Saya pada awalnya mendesain blog ini sebagai gudang penyimpanan tulisan. Saya kemudian mengalihkan fungsinya sebagai ruang kemanusiaan. Layaknya seorang photografer, saya membingkai berbagai kehidupan manusia dalam beragam frame. Blog ini menawarkan senyuman, tetapi sekaligus air mata kehidupan.
Semoga setiap nama dan peristiwa dalam blog ini menyapa hidup pembaca. Kata yang baik memiliki kuasa untuk menyapa.

Mutiara Andalas, S.J.


Saturday, April 19, 2008

Mawar Kuning


Mawar Kuning


Pada sebuah sore saya masuk sebuah mal. Saya tidak memiliki sesuatu pun untuk dibeli. Saya juga masih kenyang. Suamiku meninggal dunia seminggu yang lalu. Di mal ini saya memiliki banyak kenangan dengannya.
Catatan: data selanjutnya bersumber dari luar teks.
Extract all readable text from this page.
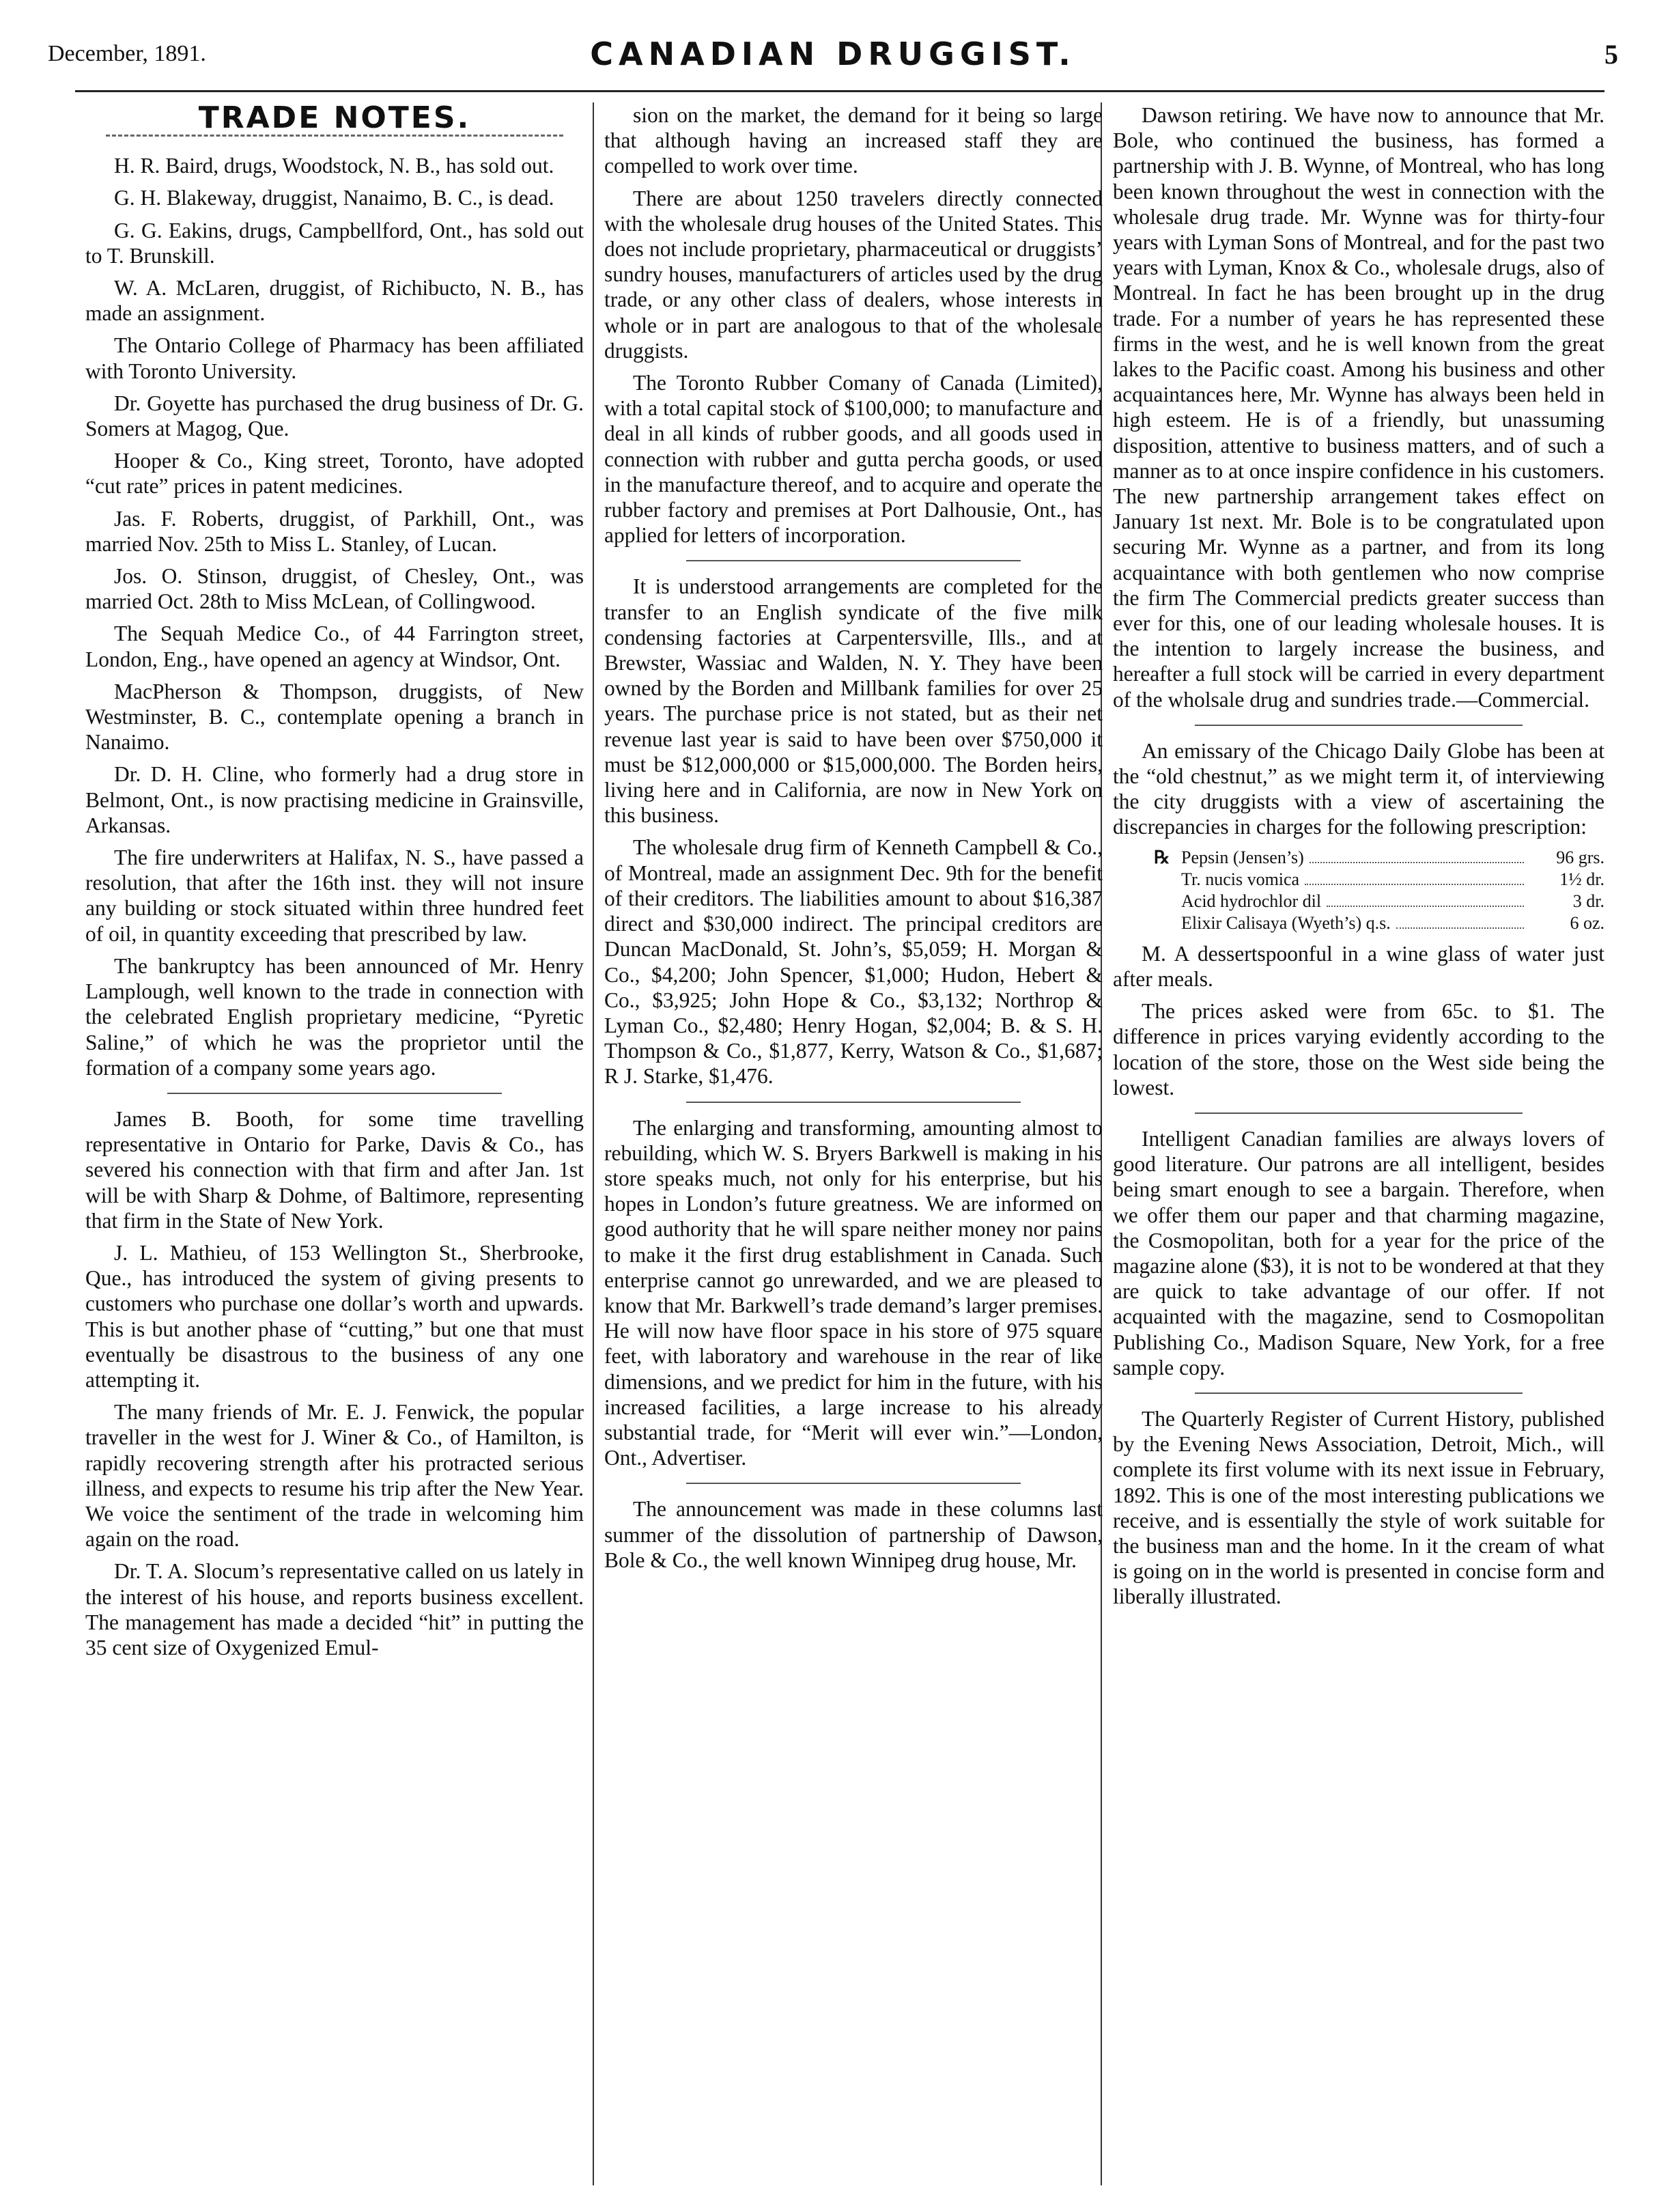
December, 1891.	CANADIAN DRUGGIST.	5
TRADE NOTES.

H. R. Baird, drugs, Woodstock, N. B., has sold out.

G. H. Blakeway, druggist, Nanaimo, B. C., is dead.

G. G. Eakins, drugs, Campbellford, Ont., has sold out to T. Brunskill.

W. A. McLaren, druggist, of Richibucto, N. B., has made an assignment.

The Ontario College of Pharmacy has been affiliated with Toronto University.

Dr. Goyette has purchased the drug business of Dr. G. Somers at Magog, Que.

Hooper & Co., King street, Toronto, have adopted “cut rate” prices in patent medicines.

Jas. F. Roberts, druggist, of Parkhill, Ont., was married Nov. 25th to Miss L. Stanley, of Lucan.

Jos. O. Stinson, druggist, of Chesley, Ont., was married Oct. 28th to Miss McLean, of Collingwood.

The Sequah Medice Co., of 44 Farrington street, London, Eng., have opened an agency at Windsor, Ont.

MacPherson & Thompson, druggists, of New Westminster, B. C., contemplate opening a branch in Nanaimo.

Dr. D. H. Cline, who formerly had a drug store in Belmont, Ont., is now practising medicine in Grainsville, Arkansas.

The fire underwriters at Halifax, N. S., have passed a resolution, that after the 16th inst. they will not insure any building or stock situated within three hundred feet of oil, in quantity exceeding that prescribed by law.

The bankruptcy has been announced of Mr. Henry Lamplough, well known to the trade in connection with the celebrated English proprietary medicine, “Pyretic Saline,” of which he was the proprietor until the formation of a company some years ago.

James B. Booth, for some time travelling representative in Ontario for Parke, Davis & Co., has severed his connection with that firm and after Jan. 1st will be with Sharp & Dohme, of Baltimore, representing that firm in the State of New York.

J. L. Mathieu, of 153 Wellington St., Sherbrooke, Que., has introduced the system of giving presents to customers who purchase one dollar’s worth and upwards. This is but another phase of “cutting,” but one that must eventually be disastrous to the business of any one attempting it.

The many friends of Mr. E. J. Fenwick, the popular traveller in the west for J. Winer & Co., of Hamilton, is rapidly recovering strength after his protracted serious illness, and expects to resume his trip after the New Year. We voice the sentiment of the trade in welcoming him again on the road.

Dr. T. A. Slocum’s representative called on us lately in the interest of his house, and reports business excellent. The management has made a decided “hit” in putting the 35 cent size of Oxygenized Emul-

sion on the market, the demand for it being so large that although having an increased staff they are compelled to work over time.

There are about 1250 travelers directly connected with the wholesale drug houses of the United States. This does not include proprietary, pharmaceutical or druggists’ sundry houses, manufacturers of articles used by the drug trade, or any other class of dealers, whose interests in whole or in part are analogous to that of the wholesale druggists.

The Toronto Rubber Comany of Canada (Limited), with a total capital stock of $100,000; to manufacture and deal in all kinds of rubber goods, and all goods used in connection with rubber and gutta percha goods, or used in the manufacture thereof, and to acquire and operate the rubber factory and premises at Port Dalhousie, Ont., has applied for letters of incorporation.

It is understood arrangements are completed for the transfer to an English syndicate of the five milk condensing factories at Carpentersville, Ills., and at Brewster, Wassiac and Walden, N. Y. They have been owned by the Borden and Millbank families for over 25 years. The purchase price is not stated, but as their net revenue last year is said to have been over $750,000 it must be $12,000,000 or $15,000,000. The Borden heirs, living here and in California, are now in New York on this business.

The wholesale drug firm of Kenneth Campbell & Co., of Montreal, made an assignment Dec. 9th for the benefit of their creditors. The liabilities amount to about $16,387 direct and $30,000 indirect. The principal creditors are Duncan MacDonald, St. John’s, $5,059; H. Morgan & Co., $4,200; John Spencer, $1,000; Hudon, Hebert & Co., $3,925; John Hope & Co., $3,132; Northrop & Lyman Co., $2,480; Henry Hogan, $2,004; B. & S. H. Thompson & Co., $1,877, Kerry, Watson & Co., $1,687; R J. Starke, $1,476.

The enlarging and transforming, amounting almost to rebuilding, which W. S. Bryers Barkwell is making in his store speaks much, not only for his enterprise, but his hopes in London’s future greatness. We are informed on good authority that he will spare neither money nor pains to make it the first drug establishment in Canada. Such enterprise cannot go unrewarded, and we are pleased to know that Mr. Barkwell’s trade demand’s larger premises. He will now have floor space in his store of 975 square feet, with laboratory and warehouse in the rear of like dimensions, and we predict for him in the future, with his increased facilities, a large increase to his already substantial trade, for “Merit will ever win.”—London, Ont., Advertiser.

The announcement was made in these columns last summer of the dissolution of partnership of Dawson, Bole & Co., the well known Winnipeg drug house, Mr.

Dawson retiring. We have now to announce that Mr. Bole, who continued the business, has formed a partnership with J. B. Wynne, of Montreal, who has long been known throughout the west in connection with the wholesale drug trade. Mr. Wynne was for thirty-four years with Lyman Sons of Montreal, and for the past two years with Lyman, Knox & Co., wholesale drugs, also of Montreal. In fact he has been brought up in the drug trade. For a number of years he has represented these firms in the west, and he is well known from the great lakes to the Pacific coast. Among his business and other acquaintances here, Mr. Wynne has always been held in high esteem. He is of a friendly, but unassuming disposition, attentive to business matters, and of such a manner as to at once inspire confidence in his customers. The new partnership arrangement takes effect on January 1st next. Mr. Bole is to be congratulated upon securing Mr. Wynne as a partner, and from its long acquaintance with both gentlemen who now comprise the firm The Commercial predicts greater success than ever for this, one of our leading wholesale houses. It is the intention to largely increase the business, and hereafter a full stock will be carried in every department of the wholsale drug and sundries trade.—Commercial.

An emissary of the Chicago Daily Globe has been at the “old chestnut,” as we might term it, of interviewing the city druggists with a view of ascertaining the discrepancies in charges for the following prescription:

℞ Pepsin (Jensen’s)	96 grs.
Tr. nucis vomica	1½ dr.
Acid hydrochlor dil	3 dr.
Elixir Calisaya (Wyeth’s) q.s.	6 oz.

M. A dessertspoonful in a wine glass of water just after meals.

The prices asked were from 65c. to $1. The difference in prices varying evidently according to the location of the store, those on the West side being the lowest.

Intelligent Canadian families are always lovers of good literature. Our patrons are all intelligent, besides being smart enough to see a bargain. Therefore, when we offer them our paper and that charming magazine, the Cosmopolitan, both for a year for the price of the magazine alone ($3), it is not to be wondered at that they are quick to take advantage of our offer. If not acquainted with the magazine, send to Cosmopolitan Publishing Co., Madison Square, New York, for a free sample copy.

The Quarterly Register of Current History, published by the Evening News Association, Detroit, Mich., will complete its first volume with its next issue in February, 1892. This is one of the most interesting publications we receive, and is essentially the style of work suitable for the business man and the home. In it the cream of what is going on in the world is presented in concise form and liberally illustrated.
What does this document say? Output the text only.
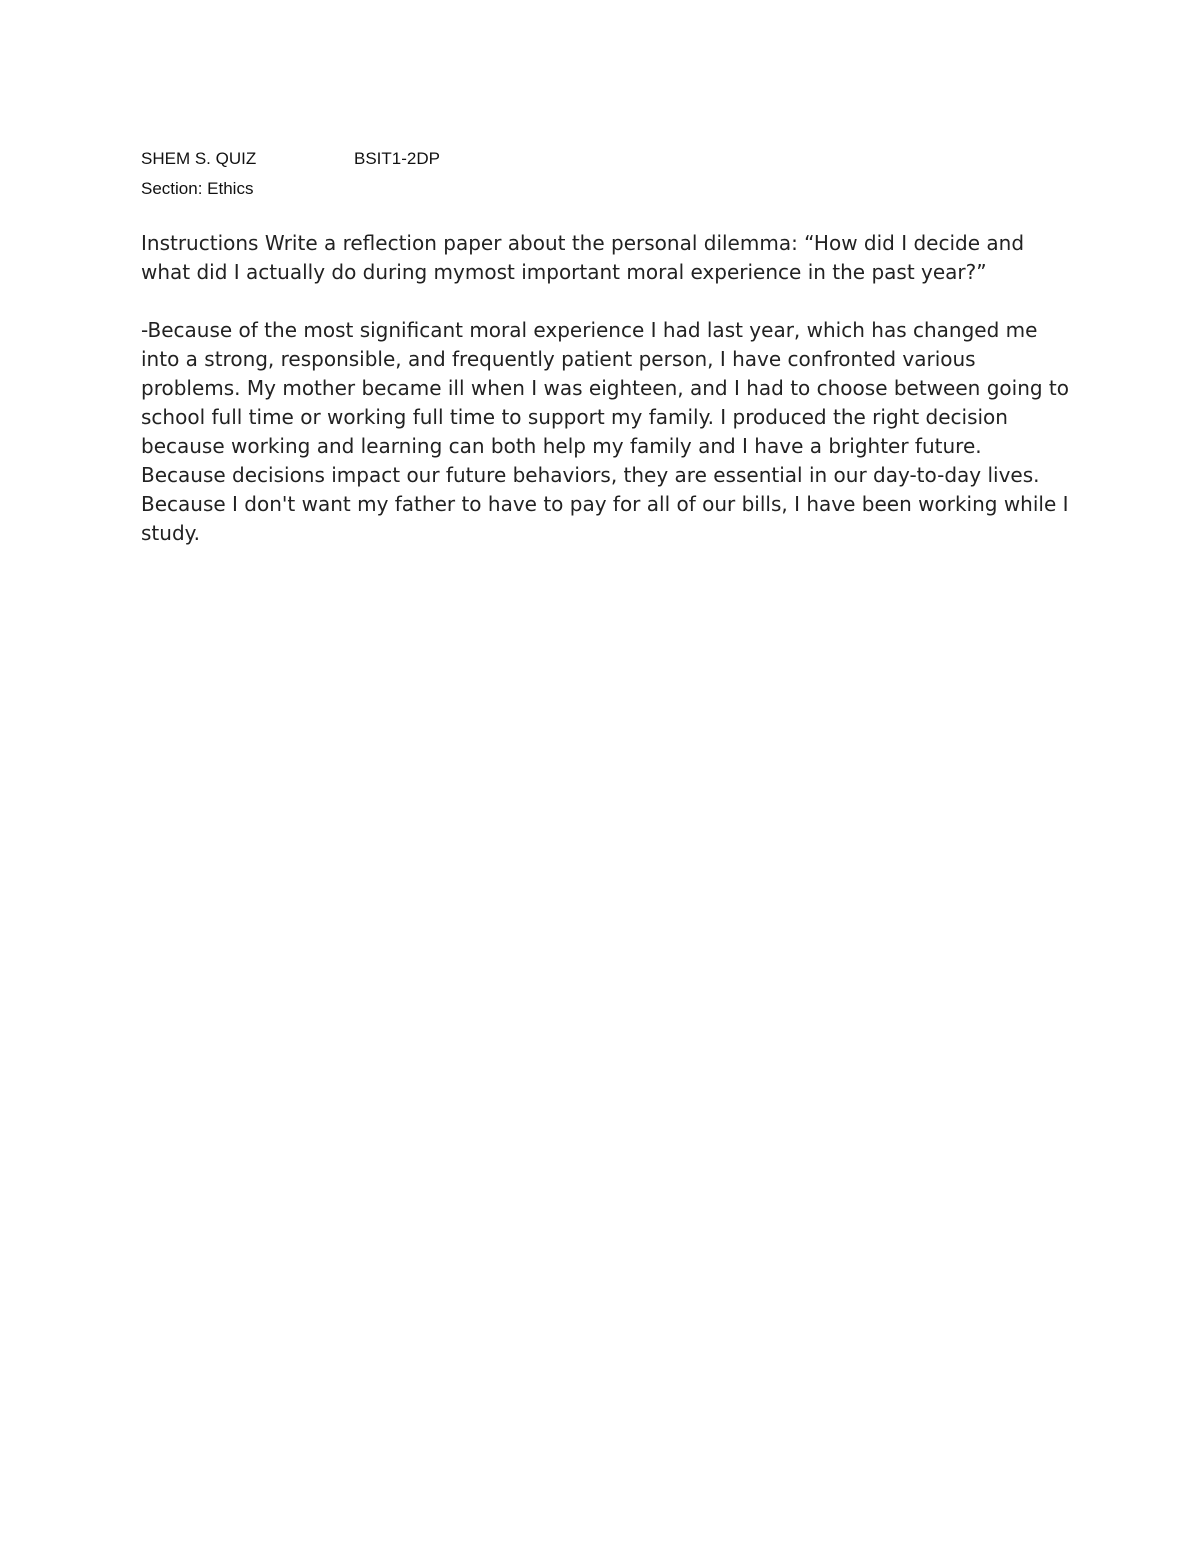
SHEM S. QUIZ	BSIT1-2DP
Section: Ethics

Instructions Write a reflection paper about the personal dilemma: “How did I decide and what did I actually do during mymost important moral experience in the past year?”

-Because of the most significant moral experience I had last year, which has changed me into a strong, responsible, and frequently patient person, I have confronted various problems. My mother became ill when I was eighteen, and I had to choose between going to school full time or working full time to support my family. I produced the right decision because working and learning can both help my family and I have a brighter future. Because decisions impact our future behaviors, they are essential in our day-to-day lives. Because I don't want my father to have to pay for all of our bills, I have been working while I study.
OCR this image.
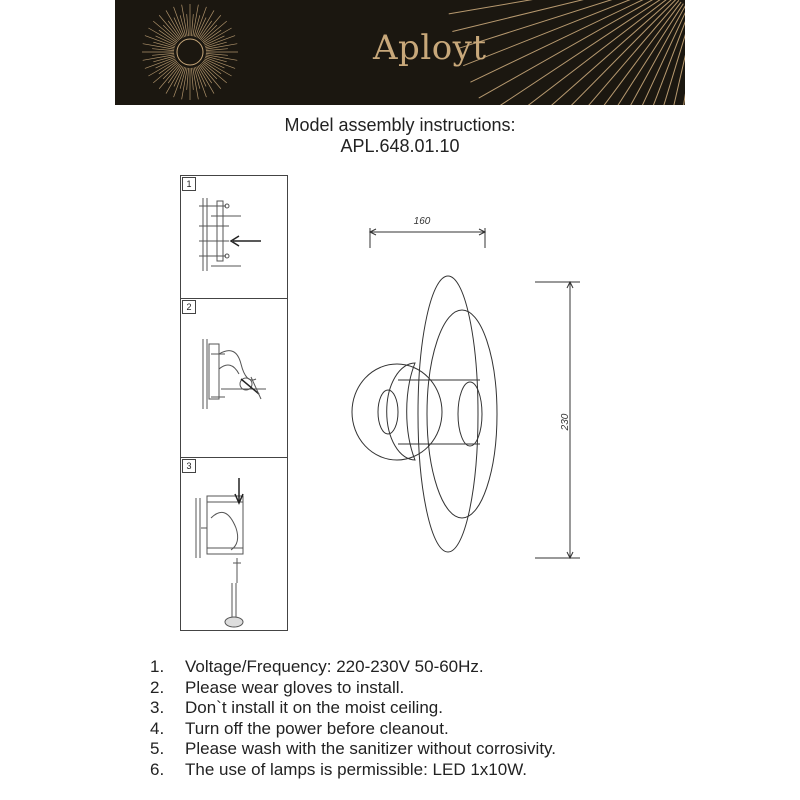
Aployt
Model assembly instructions:
APL.648.01.10
1
2
3
160
230
1.	Voltage/Frequency: 220-230V 50-60Hz.
2.	Please wear gloves to install.
3.	Don`t install it on the moist ceiling.
4.	Turn off the power before cleanout.
5.	Please wash with the sanitizer without corrosivity.
6.	The use of lamps is permissible: LED 1x10W.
Kami sering berbelanja bersama. Di tengah acara belanja, ia biasanya berpura-pura mencari keperluan laki-laki. Ia selalu kembali dengan tiga kuntum mawar kuning kesukaan saya.

Hati saya berliput duka. Tanpanya saya hanya membutuhkan lebih sedikit barang setiap kali belanja.

Saya mendorong kereta belanja ke bagian daging segar. Mendiang suami saya suka sekali menyantap steak.

Seorang perempuan berambut sebahu, mengenakan baju hijau pupus, langsing, dan cantik mendorong kereta belanjanya di samping saya. Ia mengambil satu paket daging, menaruhnya ke dalam kereta, namun mengembalikannya lagi. Ia berlalu namun kembali lagi untuk meraih paket daging yang sama.

Saya melihatnya dan ia membalasnya dengan tersenyum.

“Suami saya suka sekali dengan sop kaki sapi. Sejujurnya dengan harga seperti ini, saya ragu-ragu membelinya.”

Kerongkongan saya tersekat saat mendengarnya. Matanya berubah sayu.

“Suami saya meninggal dunia seminggu lalu. Belikanlah sop kaki sapi untuk suamimu. Hargailah setiap saat engkau dapat menikmati kebersamaan.”

Perempuan itu menganggukkan kepalanya. Matanya berkaca-kaca saat ia memasukkan kaki daging sapi ke dalam keranjangnya. Ia lalu berlalu dari saya setelah mengucapkan terima kasih.

Saya kemudian mendorong kereta belanjaan untuk mencari susu dan es krim. Mata saya sepintas melihat tempat suami biasanya membeli mawar kuning kepada saya.

Saat mengantre ke kasir, saya melihat perempuan berbaju hijau pupus itu mendekati saya.

Ia membawa tiga kuntum mawar kuning di tangannya. Mata saya membasah.
”Saya membeli bunga ini untukmu.”

Ia lalu memeluk dan mencium pipi saya dengan lembut.

Saya terdiam lama menahan heran karena sahabat baru itu mengetahui keinginan saya.

“Mendiang suamiku, engkau masih bersamaku. Engkau mengirim perempuan itu sebagai malaikat yang memberikan tiga kuntum mawar kuning.”